The pH stability of the partially purified enzyme was investigated as protease and keratinase by measuring the residual activities after incubating the enzyme at pH ranging from 9.6 to 10.8 at room temperature for 60min with time interval of 10min and using casein and keratin azure as substrates. The obtained results indicated that the enzyme was highly stable in all tested pHs (Data not shown).
Effect of some metal ions,detergent, surfactant, solvents, and activators/ inhibitors
The effect of some metal ions on the partial purified protease enzyme activity was examined by measuring the residual activity in the presence of (1mM, 5mM, 10mM, 15mM and 20mM) of each metal ion. All metal ions at concentrations (1, 5 and 10mM) significantly activated protease activity while Hg+2 and Cu+2 inhibited the enzyme to 3.3% and 18.3%, respectively when measured as protease. Moreover, the most significant metals activated the proteolytic activity are Mg+2 and Fe+2 where, Mg+2 significantly increased protease activity to 274.477 and 232.11 at 15mM and 20mM, respectively. While Fe+2 significantly activated protease activity to 411.11% and 1577%, at 15mM and 20mM, respectively as shown in Table 5. The response of studied enzyme as keratinase was investigated towards the previously mentioned; metal ions; detergent, surfactant, solvents; activators/inhibitors, at the most significant concentration (20mM, 2%& 10Mm), respectively. As shown in Table 6; keratinolytic activity of the enzyme significantly activated (410.1% &179.33%) by, Fe+2 and Mg+2, respectively.

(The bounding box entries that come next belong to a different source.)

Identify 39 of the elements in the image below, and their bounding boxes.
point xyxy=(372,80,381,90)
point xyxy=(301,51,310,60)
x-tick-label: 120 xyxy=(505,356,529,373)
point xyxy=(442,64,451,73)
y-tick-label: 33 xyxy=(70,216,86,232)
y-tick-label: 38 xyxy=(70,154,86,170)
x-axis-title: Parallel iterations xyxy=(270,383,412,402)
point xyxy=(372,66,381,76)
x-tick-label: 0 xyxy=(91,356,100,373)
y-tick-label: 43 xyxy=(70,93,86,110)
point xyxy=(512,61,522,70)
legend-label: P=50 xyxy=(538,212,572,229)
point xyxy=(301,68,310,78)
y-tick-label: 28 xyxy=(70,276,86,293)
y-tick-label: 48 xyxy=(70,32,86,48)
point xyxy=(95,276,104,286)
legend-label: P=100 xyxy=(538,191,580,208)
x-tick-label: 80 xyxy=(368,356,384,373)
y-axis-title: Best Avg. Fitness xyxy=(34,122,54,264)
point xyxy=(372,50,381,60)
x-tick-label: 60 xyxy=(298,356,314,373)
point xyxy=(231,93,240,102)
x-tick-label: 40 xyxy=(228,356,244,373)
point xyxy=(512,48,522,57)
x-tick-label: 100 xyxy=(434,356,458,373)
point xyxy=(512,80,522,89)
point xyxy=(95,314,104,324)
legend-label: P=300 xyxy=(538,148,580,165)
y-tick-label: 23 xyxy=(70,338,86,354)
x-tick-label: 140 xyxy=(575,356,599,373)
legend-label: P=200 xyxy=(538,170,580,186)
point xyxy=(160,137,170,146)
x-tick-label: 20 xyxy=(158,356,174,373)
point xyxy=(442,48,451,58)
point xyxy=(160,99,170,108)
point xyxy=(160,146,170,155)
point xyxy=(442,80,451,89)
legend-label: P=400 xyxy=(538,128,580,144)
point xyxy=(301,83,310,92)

On the other hand, the enzyme activity was investigated as protease and keratinase activity in the presence of some surfactants, detergents and solvents. The results represented in Table 5 indicated that a slight increase in the activity of partially purified protease/keratiinase enzyme when treated with Tween-20 and Tween-80 at different concentrations, where Tween-40 highly activated the proteolytic activity and keratiolytic activities to 149.3% and 205.4%, respectively. A sharp increase in proteolytic activity with 219.6% was resulted by incubating the enzyme with TritonX-100 at (1%), but it did not show any effect on keratinolytic activity. However, sharp decrease in the proteolytic/keratinilytic activities was resulted by incubating the enzyme with SDS. Moreover, ethanol, methanol and glycerol had no effect on protease/keratinase enzyme activity while glycerol activated keratinase activity.
Also, the enzyme activity was investigated in the presence of some activators and inhibitors such as EDTA (inhibitor of metallo-type proteases), DTT (reducing agent) and PMSF (a serine protease inhibitor), the results represented in Table 5& 6 showed that both EDTA and DTT caused a slight increase in activity of the partially purified protease/keratinase when measured by both casein and keratin azure. While, PMSF a serine protease inhibitor significantly increased enzyme activity as both protease and keratinase at concentration of 10mM to 120.13% and 176.07%, respectively.
Effect of substrate concentrations
The kinetic parameters (Km and Vmax) of the extracellular YNDH protease/keratinase enzyme for hydrolysis of casein and keratin-azure at 70°C and pH10.4 were determined by double reciprocal Lineweaver-Burk plot. Hydrolysis efficiency represented by Km and Vmax for casein is shown in Fig. 7A and these are 7mg/ml and 384.6 U/mg, respectively. While, the hydrolysis efficiency represented by Km and Vmax for keratin azure is shown in Fig. 7B, these are 7.2mg/ml and 103U/mg, respectively. The estimated Km value indicated the affinity of enzyme towards the substrate, while Vmax is an indication of the catalytic activity of an enzyme which is usually desired to be as high as possible; the high Vmax estimated indicates the high efficiency of tested enzyme towards the substrate.